In the renewed partnership, JPL is expanding its data science efforts to research and applying technologies for additional NCI-funded programs. Those programs include EDRN, the Consortium for Molecular and Cellular Characterisation of Screen-Detected Lesions, and the Informatics Technology for Cancer Research initiative.
“From a NASA standpoint, there are significant opportunities to develop new data science capabilities that can support both the mission of exploring space and cancer research using common methodological approaches,” Crichton said. “We have a great opportunity to perfect those techniques and grow JPL's data science technologies, while serving our nation.
Crichton said JPL has led the way when it comes to taking data from raw observations to scientific conclusions. One example: JPL often deals with measurements from a variety of sensors -- say, cameras and mass spectrometers.
Both can be used to study a star, planet or similar target object. But it takes special software to recognise that readings from very different instruments relate to one another.
There’s a similar problem in cancer research, where readings from different biomedical tests or instruments require correlation with one another. For that to happen, data have to be standardised, and algorithms must be “taught” to know what they’re looking for.
Since the time of its founding, EDRN’s major challenge has been access. Research centers all over the United States had large numbers of biomarker specimens, but each had its own way of labeling, storing and sharing their datasets.

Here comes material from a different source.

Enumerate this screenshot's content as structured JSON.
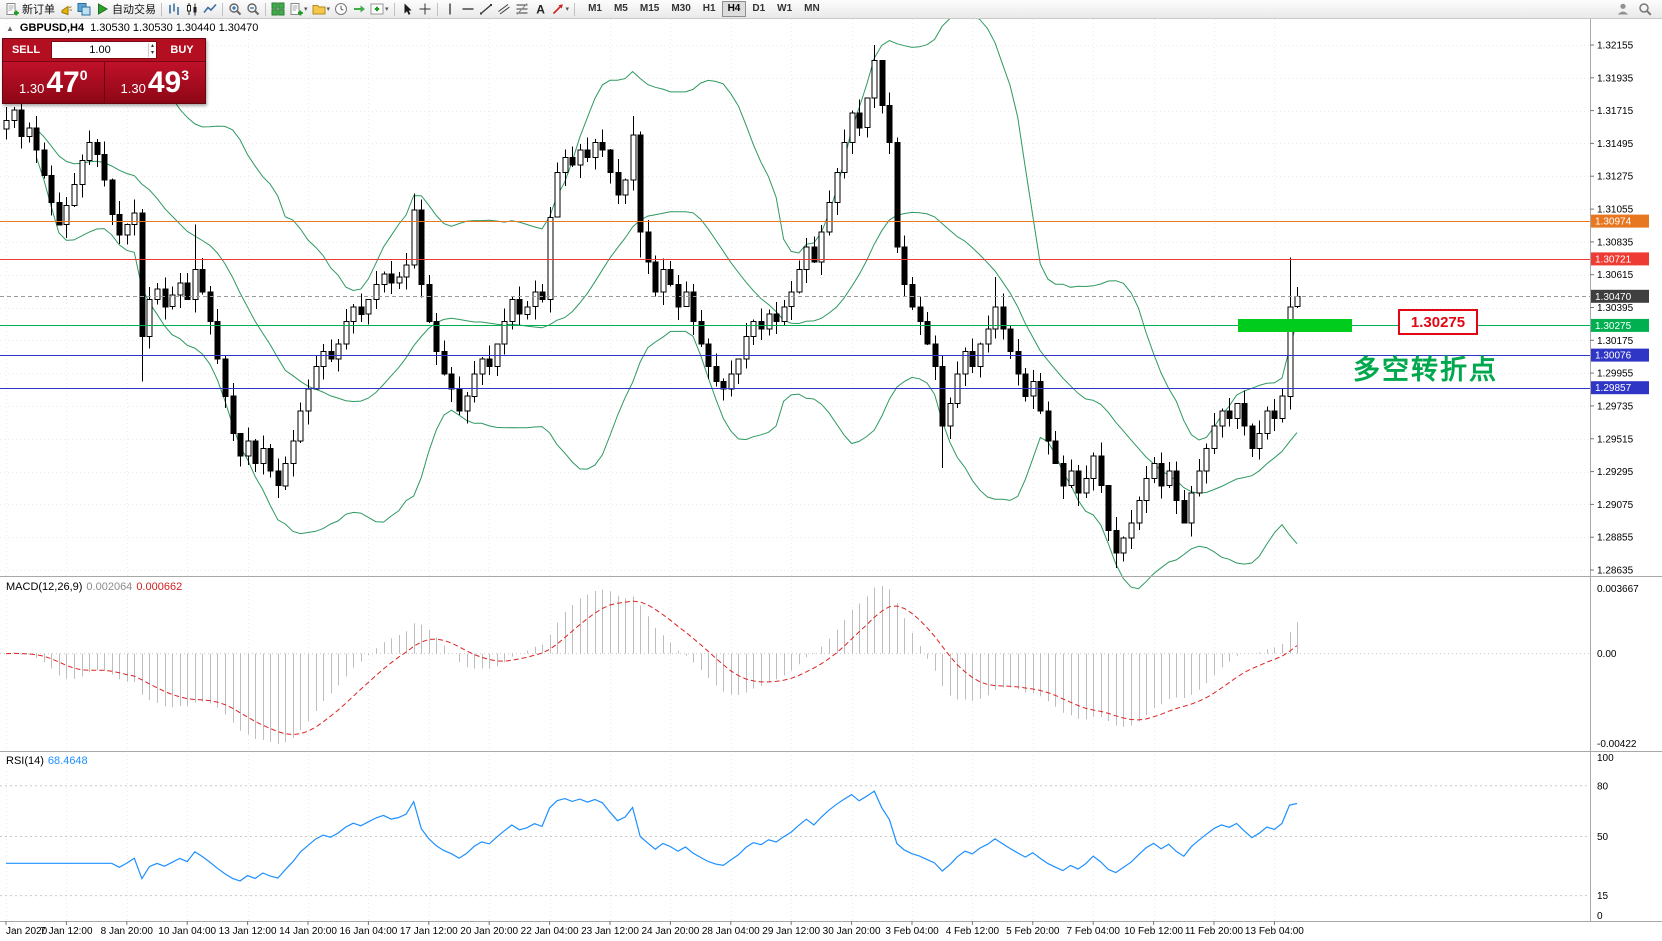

Ten sites may have high-quality specimens for study, but if their common data elements -- age of patient, cancer type and other characteristics – aren’t listed uniformly, they can't be studied as a whole.
“We didn’t know if they were early-stage or late-stage specimens, or if any level of treatment had been tried,” Srivastava said. “And JPL told us, ‘We do this type of thing all the time! That’s how we manage our Planetary Data System.’”

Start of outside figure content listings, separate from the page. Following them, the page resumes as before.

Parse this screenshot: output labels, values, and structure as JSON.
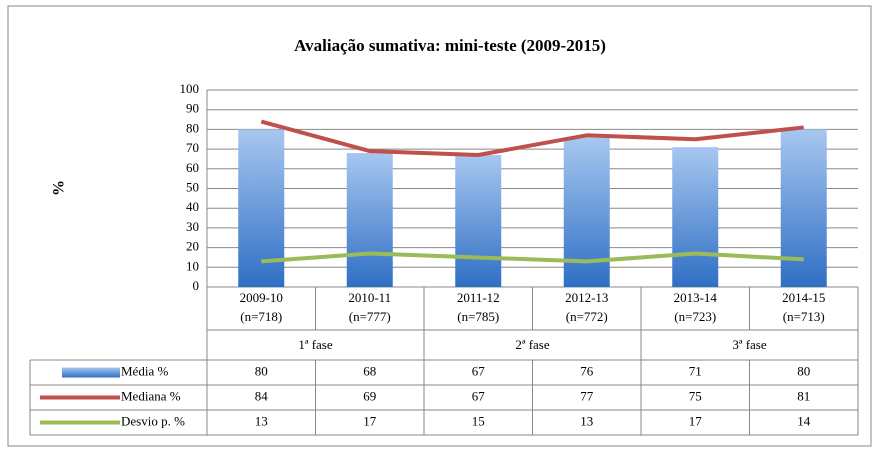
{
  "chart_data": {
    "type": "bar-line",
    "title": "Avaliação sumativa: mini-teste (2009-2015)",
    "y_label": "%",
    "categories": [
      "2009-10",
      "2010-11",
      "2011-12",
      "2012-13",
      "2013-14",
      "2014-15"
    ],
    "category_counts": [
      "(n=718)",
      "(n=777)",
      "(n=785)",
      "(n=772)",
      "(n=723)",
      "(n=713)"
    ],
    "groups": [
      "1ª fase",
      "2ª fase",
      "3ª fase"
    ],
    "series": [
      {
        "name": "Média %",
        "type": "bar",
        "color": "#4f81bd",
        "values": [
          80,
          68,
          67,
          76,
          71,
          80
        ]
      },
      {
        "name": "Mediana %",
        "type": "line",
        "color": "#c0504d",
        "values": [
          84,
          69,
          67,
          77,
          75,
          81
        ]
      },
      {
        "name": "Desvio p. %",
        "type": "line",
        "color": "#9bbb59",
        "values": [
          13,
          17,
          15,
          13,
          17,
          14
        ]
      }
    ],
    "ylim": [
      0,
      100
    ],
    "yticks": [
      0,
      10,
      20,
      30,
      40,
      50,
      60,
      70,
      80,
      90,
      100
    ],
    "grid": true
  }
}
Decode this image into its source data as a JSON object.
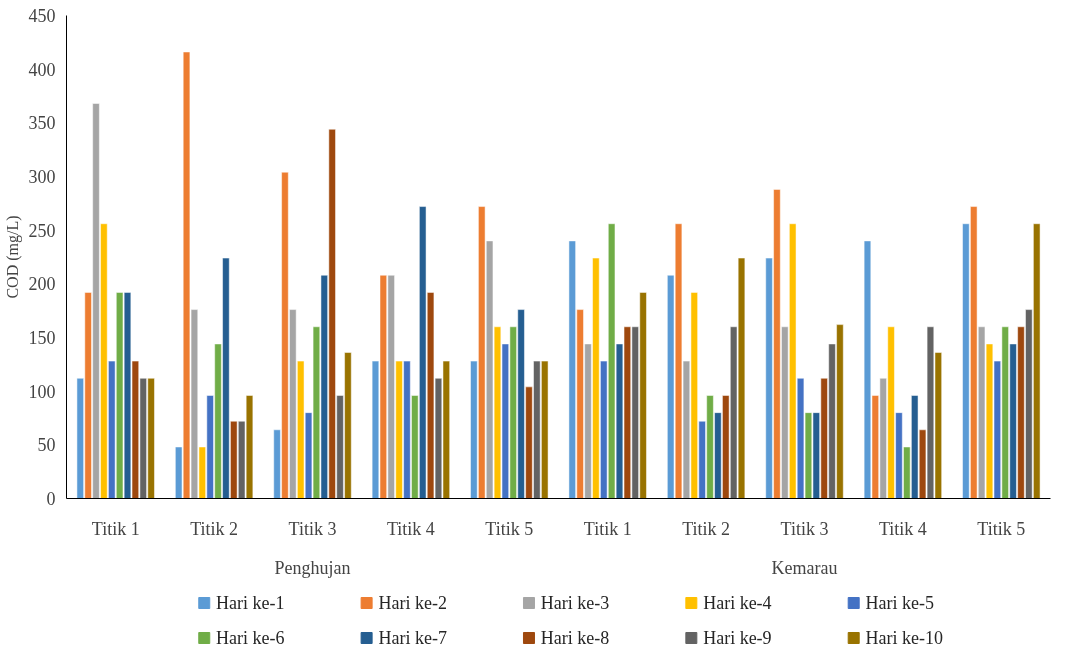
{
  "chart_data": {
    "type": "bar",
    "ylabel": "COD (mg/L)",
    "categories": [
      "Titik 1",
      "Titik 2",
      "Titik 3",
      "Titik 4",
      "Titik 5",
      "Titik 1",
      "Titik 2",
      "Titik 3",
      "Titik 4",
      "Titik 5"
    ],
    "annotations": [
      "Penghujan",
      "Kemarau"
    ],
    "ylim": [
      0,
      450
    ],
    "yticks": [
      0,
      50,
      100,
      150,
      200,
      250,
      300,
      350,
      400,
      450
    ],
    "grid": false,
    "legend": "bottom",
    "series": [
      {
        "name": "Hari ke-1",
        "color": "#5b9bd5",
        "values": [
          112,
          48,
          64,
          128,
          128,
          240,
          208,
          224,
          240,
          256
        ]
      },
      {
        "name": "Hari ke-2",
        "color": "#ed7d31",
        "values": [
          192,
          416,
          304,
          208,
          272,
          176,
          256,
          288,
          96,
          272
        ]
      },
      {
        "name": "Hari ke-3",
        "color": "#a5a5a5",
        "values": [
          368,
          176,
          176,
          208,
          240,
          144,
          128,
          160,
          112,
          160
        ]
      },
      {
        "name": "Hari ke-4",
        "color": "#ffc000",
        "values": [
          256,
          48,
          128,
          128,
          160,
          224,
          192,
          256,
          160,
          144
        ]
      },
      {
        "name": "Hari ke-5",
        "color": "#4472c4",
        "values": [
          128,
          96,
          80,
          128,
          144,
          128,
          72,
          112,
          80,
          128
        ]
      },
      {
        "name": "Hari ke-6",
        "color": "#70ad47",
        "values": [
          192,
          144,
          160,
          96,
          160,
          256,
          96,
          80,
          48,
          160
        ]
      },
      {
        "name": "Hari ke-7",
        "color": "#255e91",
        "values": [
          192,
          224,
          208,
          272,
          176,
          144,
          80,
          80,
          96,
          144
        ]
      },
      {
        "name": "Hari ke-8",
        "color": "#9e480e",
        "values": [
          128,
          72,
          344,
          192,
          104,
          160,
          96,
          112,
          64,
          160
        ]
      },
      {
        "name": "Hari ke-9",
        "color": "#636363",
        "values": [
          112,
          72,
          96,
          112,
          128,
          160,
          160,
          144,
          160,
          176
        ]
      },
      {
        "name": "Hari ke-10",
        "color": "#997300",
        "values": [
          112,
          96,
          136,
          128,
          128,
          192,
          224,
          162,
          136,
          256
        ]
      }
    ]
  }
}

As the network has developed, it has added members from dozens of institutions, including Dartmouth College’s Geisel School of Medicine; Harvard Medical School’s Massachusetts General Hospital; Stanford’s NIST Genome-Scale Measurements Group; University of Texas’ MD Anderson Cancer Center; and numerous others.
Christos Patriotis, program director at NCI’s Cancer Biomarkers Research Group, said the network’s members now include international researchers from the U.K., China, Japan, Australia, Israel and Chile.
“The more we expand, the more data we integrate,” Patriotis said. “Instead of being silos, now our partners can integrate their findings. Each system can speak to the others.”
As JPL and NCI’s collaboration advances, next steps include image recognition technology, such as helping EDRN archive images of cancer specimens. Those images could be analysed by computer vision, which is currently used to spot similarities in star clusters and other astrophysics research.
In the near future, Crichton said, machine learning algorithms could compare a CT scan with an archive of similar images, searching for early signs of cancer based on a patient’s age, ethnic background and other demographics.
“As we develop more automated methods for detecting and classifying features in images, we see great opportunities for enhancing data discovery,” Crichton said. “We have examples where algorithms for detection of features in astronomy images have been transferred to biology and vice-versa.”